On Friday, Utley battled through the shower of boos to deliver yet another crushing blows to the Mets when he cleared the bases with two outs in the top of the ninth inning to tie the game against Jeurys Familia, who entered at the start of the frame with a four-run lead. Again, though, New York had the final say. Curtis Granderson tucked the second pitch of the bottom of the ninth just inside the right field foul pole to win it.

Since the mid-1980s — except for maybe the early 2000s fracases between Mike Piazza and Roger Clemens (and Shawn Estes?) — the Mets haven’t exactly been known as a team that seeks blood in getting revenge against their adversaries. But if there was ever a pitcher in that timeframe who would take it upon himself to let his team know he has its back, it was Noah Syndergaard. In particular, the young version of Thor who took the mound for the middle game on Saturday.

Tejada wasn’t even on the team then, having been released towards the end of spring training as he yielded the starting shortstop job to Asdrubal Cabrera. In fact, Tejada, one of the longest-tenured Mets at the time of his release, had been designated for assignment earlier that day after just 34 at-bats with the St. Louis Cardinals.

With Dwight Gooden visiting the FOX broadcast booth, Utley dug in for his second plate appearance of the evening in the third inning after striking out to lead off the game. Syndergaard’s first pitch, a 99 mph fastball, sailed behind Utley’s back and, without hesitation, call-up umpire Adam Hamari leaped out from behind home plate to eject the pitcher.

Ironically, Utley would get the last laugh this time, homering off Logan Verrett in his next at-bat and ripping a grand slam off Hansel Robles in the seventh inning. Yet, the lasting image from May 28, 2016 is not Syndergaard’s message nor the final nail in the coffin that was Utley’s years-long pummeling of the Mets.

On the night of June 12, 2018, while the Mickey Callaway-led Mets were in the process of dropping to 28-35 with an 8-2 loss against the Atlanta Braves, a never-before-seen video of the Syndergaard ejection that featured a mic’d-up Tom Hallion, the first base umpire that night, made the rounds on social media and the internet. As tempers flared, including that of Collins, Hallion’s microphone picked up the manager’s profanity-laced tirade.
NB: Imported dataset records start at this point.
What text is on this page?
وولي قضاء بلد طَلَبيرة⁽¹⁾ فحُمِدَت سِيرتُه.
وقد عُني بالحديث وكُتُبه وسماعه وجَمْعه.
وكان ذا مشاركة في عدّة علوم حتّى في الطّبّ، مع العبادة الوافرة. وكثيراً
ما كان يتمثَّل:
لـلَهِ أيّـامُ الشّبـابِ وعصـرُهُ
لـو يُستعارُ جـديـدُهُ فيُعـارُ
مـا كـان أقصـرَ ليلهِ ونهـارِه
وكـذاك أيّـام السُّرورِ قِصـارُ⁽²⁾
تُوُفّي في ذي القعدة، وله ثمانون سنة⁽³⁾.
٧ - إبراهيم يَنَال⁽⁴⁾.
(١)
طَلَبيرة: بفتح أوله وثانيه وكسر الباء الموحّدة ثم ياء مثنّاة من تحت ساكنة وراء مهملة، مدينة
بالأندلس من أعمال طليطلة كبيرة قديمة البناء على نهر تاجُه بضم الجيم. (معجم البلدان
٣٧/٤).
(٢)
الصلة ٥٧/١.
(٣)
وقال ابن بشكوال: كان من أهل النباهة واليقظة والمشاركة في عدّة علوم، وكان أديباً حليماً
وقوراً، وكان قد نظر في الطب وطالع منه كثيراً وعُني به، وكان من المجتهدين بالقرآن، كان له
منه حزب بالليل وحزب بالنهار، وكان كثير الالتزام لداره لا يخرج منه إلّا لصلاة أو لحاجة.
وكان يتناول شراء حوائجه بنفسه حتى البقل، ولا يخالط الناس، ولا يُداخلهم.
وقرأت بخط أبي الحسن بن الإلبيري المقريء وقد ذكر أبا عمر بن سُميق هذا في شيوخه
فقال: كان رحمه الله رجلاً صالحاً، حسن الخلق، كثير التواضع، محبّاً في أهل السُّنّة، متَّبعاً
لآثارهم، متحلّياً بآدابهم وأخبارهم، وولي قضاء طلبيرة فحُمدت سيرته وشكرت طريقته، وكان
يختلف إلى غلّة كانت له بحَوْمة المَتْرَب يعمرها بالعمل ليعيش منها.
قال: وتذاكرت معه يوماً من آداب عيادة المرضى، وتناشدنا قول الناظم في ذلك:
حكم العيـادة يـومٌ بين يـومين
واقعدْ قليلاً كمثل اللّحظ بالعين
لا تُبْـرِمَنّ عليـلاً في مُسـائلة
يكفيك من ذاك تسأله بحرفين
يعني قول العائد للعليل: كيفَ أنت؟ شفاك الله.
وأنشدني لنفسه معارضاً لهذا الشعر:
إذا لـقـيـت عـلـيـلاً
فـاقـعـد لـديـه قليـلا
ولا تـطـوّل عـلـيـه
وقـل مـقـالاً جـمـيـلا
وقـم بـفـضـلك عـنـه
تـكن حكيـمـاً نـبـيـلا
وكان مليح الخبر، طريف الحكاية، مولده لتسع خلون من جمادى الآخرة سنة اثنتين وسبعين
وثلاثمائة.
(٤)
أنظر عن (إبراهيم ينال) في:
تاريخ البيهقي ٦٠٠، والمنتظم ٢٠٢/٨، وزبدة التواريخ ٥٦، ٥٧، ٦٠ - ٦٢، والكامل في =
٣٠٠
Collins, like his general manager Sandy Alderson, had routinely displayed his experience with the media, developed over years in the game, in settings such as interviews and press conferences. Careful to release too much in terms of his thoughts on controversial topics, this was his official comment to the press when Utley’s two-game suspension for the Tejada slide was overturned in March of 2016:

“I guess the easiest way to put it is we have a new slide rule and there’s a reason why that rule’s been put in. One of the major reasons is because of what happened to Ruben. I wasn’t in the meeting. I wasn’t there for their decision, so we’ll go play baseball.”

The leaked video cast Collins in a much different light.

“You’ve got to give us a shot,” he screamed as Hallion’s tone similarly exploded in the heat of the moment. “Why don’t we get a shot, Tommy? I know it, but MLB did nothing to that guy. Nothing!”

The Mets certainly found very little sustained success with Collins in the dugout, though it’s debatable whether that was entirely due to factors within his control. Unequivocally, however, his passion and devotion to having his players’ backs time and again, earn my full respect. And I don’t think my ass is in the jackpot for saying that.